Example 1: Writing a Text File to HDFS

This example connects to HDFS and writes a simple text file.

import org.apache.hadoop.conf.Configuration;
import org.apache.hadoop.fs.FileSystem;
import org.apache.hadoop.fs.FSDataOutputStream;
import org.apache.hadoop.fs.Path;
import java.io.IOException;
public class HdfsWriter {
    public static void main(String[] args) {
        // The HDFS path where the file will be created
        String hdfsPath = "hdfs://namenode:8020/user/myuser/sample.txt";
        // A local configuration object is needed to connect to the cluster
        Configuration configuration = new Configuration();
        // The following line is often needed to explicitly set the filesystem
        // configuration.set("fs.defaultFS", "hdfs://namenode:8020");
        try (FileSystem fs = FileSystem.get(configuration);
             FSDataOutputStream fsdos = fs.create(new Path(hdfsPath))) {
            String content = "Hello, Hadoop!\nThis is a test file written via the Java API.";
            // Write the string to the output stream
            fsdos.writeUTF(content);
            System.out.println("File " + hdfsPath + " created successfully.");
        } catch (IOException e) {
            System.err.println("Error writing to HDFS: " + e.getMessage());
            e.printStackTrace();
        }
    }
}

Example 2: Reading a Text File from HDFS

This example reads the file we just created from HDFS.

import org.apache.hadoop.conf.Configuration;
import org.apache.hadoop.fs.FileSystem;
import org.apache.hadoop.fs.FSDataInputStream;
import org.apache.hadoop.fs.Path;
import java.io.IOException;
public class HdfsReader {
    public static void main(String[] args) {
        String hdfsPath = "hdfs://namenode:8020/user/myuser/sample.txt";
        Configuration configuration = new Configuration();
        try (FileSystem fs = FileSystem.get(configuration);
             FSDataInputStream fsdis = fs.open(new Path(hdfsPath))) {
            // Read the content from the input stream
            // Note: writeUTF and readUTF are a pair. For simple text, 
            // you might use BufferedReader for better performance.
            String content = fsdis.readUTF();
            System.out.println("Content read from HDFS:");
            System.out.println(content);
        } catch (IOException e) {
            System.err.println("Error reading from HDFS: " + e.getMessage());
            e.printStackTrace();
        }
    }
}

Part 2: The MapReduce API (Writing a Job)

This is the classic Hadoop programming model for distributed data processing.

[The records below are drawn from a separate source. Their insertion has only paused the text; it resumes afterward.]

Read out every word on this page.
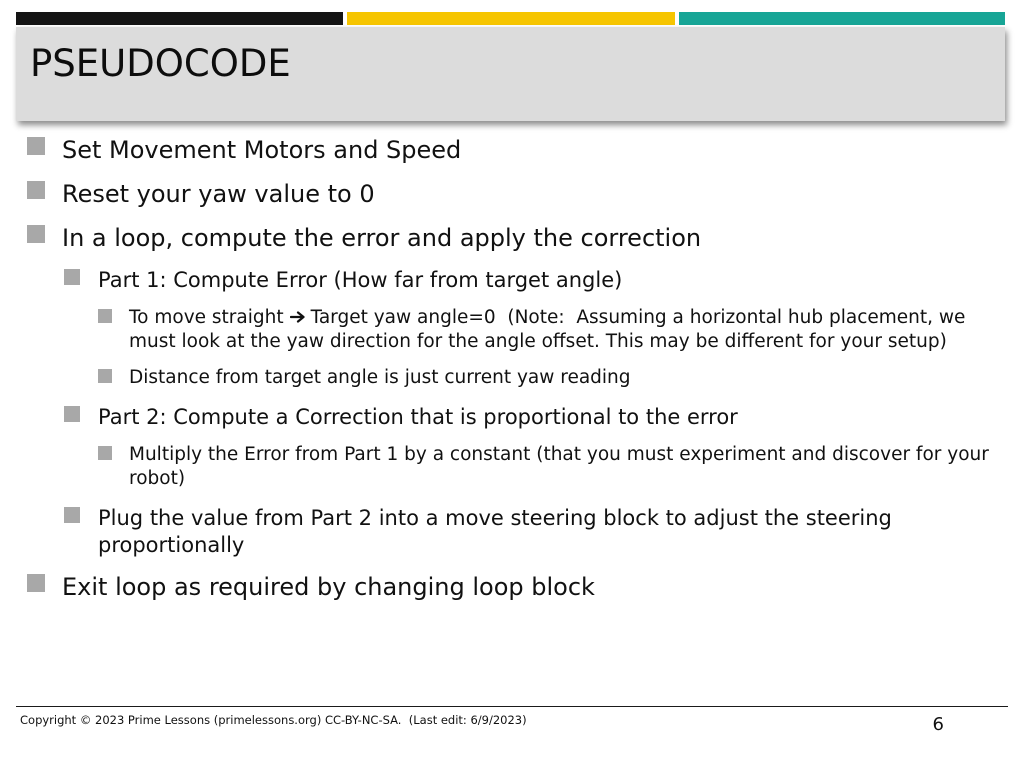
PSEUDOCODE
Set Movement Motors and Speed
Reset your yaw value to 0
In a loop, compute the error and apply the correction
Part 1: Compute Error (How far from target angle)
To move straight Target yaw angle=0  (Note:  Assuming a horizontal hub placement, we must look at the yaw direction for the angle offset. This may be different for your setup)
Distance from target angle is just current yaw reading
Part 2: Compute a Correction that is proportional to the error
Multiply the Error from Part 1 by a constant (that you must experiment and discover for your robot)
Plug the value from Part 2 into a move steering block to adjust the steering proportionally
Exit loop as required by changing loop block
Copyright © 2023 Prime Lessons (primelessons.org) CC-BY-NC-SA.  (Last edit: 6/9/2023)	6
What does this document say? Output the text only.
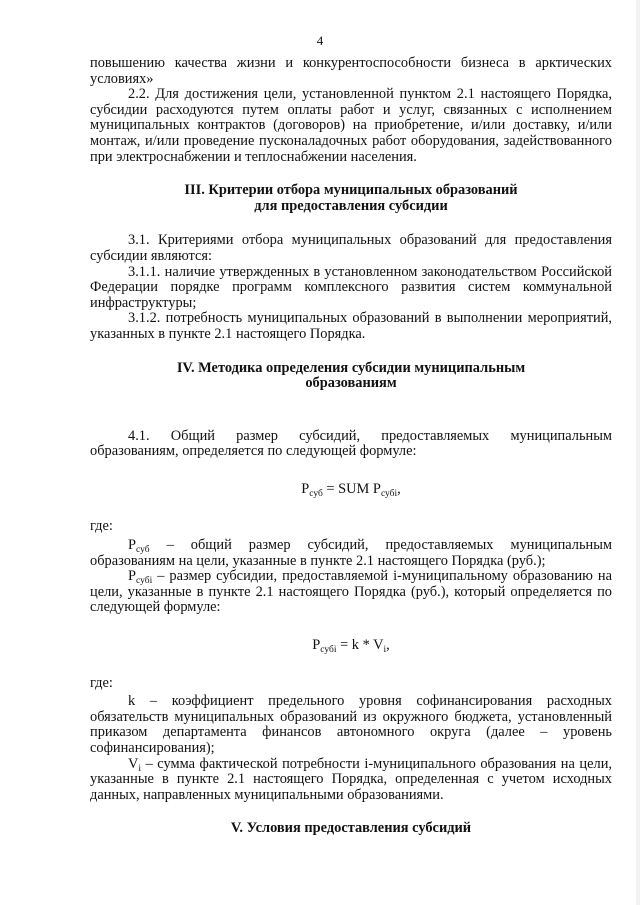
4

повышению качества жизни и конкурентоспособности бизнеса в арктических условиях»

2.2. Для достижения цели, установленной пунктом 2.1 настоящего Порядка, субсидии расходуются путем оплаты работ и услуг, связанных с исполнением муниципальных контрактов (договоров) на приобретение, и/или доставку, и/или монтаж, и/или проведение пусконаладочных работ оборудования, задействованного при электроснабжении и теплоснабжении населения.

III. Критерии отбора муниципальных образований
для предоставления субсидии

3.1. Критериями отбора муниципальных образований для предоставления субсидии являются:

3.1.1. наличие утвержденных в установленном законодательством Российской Федерации порядке программ комплексного развития систем коммунальной инфраструктуры;

3.1.2. потребность муниципальных образований в выполнении мероприятий, указанных в пункте 2.1 настоящего Порядка.

IV. Методика определения субсидии муниципальным
образованиям

4.1. Общий размер субсидий, предоставляемых муниципальным образованиям, определяется по следующей формуле:

$P_{суб}$ = SUM $P_{субi}$,

где:

$P_{суб}$ – общий размер субсидий, предоставляемых муниципальным образованиям на цели, указанные в пункте 2.1 настоящего Порядка (руб.);

$P_{субi}$ – размер субсидии, предоставляемой i-муниципальному образованию на цели, указанные в пункте 2.1 настоящего Порядка (руб.), который определяется по следующей формуле:

$P_{субi} = k * V_i$,

где:

k – коэффициент предельного уровня софинансирования расходных обязательств муниципальных образований из окружного бюджета, установленный приказом департамента финансов автономного округа (далее – уровень софинансирования);

$V_i$ – сумма фактической потребности i-муниципального образования на цели, указанные в пункте 2.1 настоящего Порядка, определенная с учетом исходных данных, направленных муниципальными образованиями.

V. Условия предоставления субсидий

Key Concepts of the MapReduce API:

  1. Mapper (<KEYIN, VALUEIN, KEYOUT, VALUEOUT>):

    • The Mapper class takes input data and breaks it into smaller chunks, producing a set of intermediate key-value pairs.
    • You must implement the map(KEYIN key, VALUEIN value, Context context) method.
    • The Context object allows you to emit the output key-value pairs.
  2. Reducer (<KEYIN, VALUEIN, KEYOUT, VALUEOUT>):

    • The Reducer class takes the intermediate key-value pairs from all Mappers (which are grouped by key) and aggregates them into a smaller set of final key-value pairs.
    • You must implement the reduce(KEYIN key, Iterable<VALUEIN> values, Context context) method.
    • The Iterable<VALUEIN> contains all values associated with a given key.
  3. Driver (or Job):

    • This is the main class that configures and runs the MapReduce job.
    • It sets the input and output paths.
    • It specifies the Mapper, Reducer, and Combiner classes.
    • It sets the input and output formats (e.g., TextInputFormat, TextOutputFormat).
    • It submits the job to the Hadoop cluster (or runs it locally).

Example: Word Count

This is the "Hello, World!" of MapReduce. It counts the occurrences of each word in a text file.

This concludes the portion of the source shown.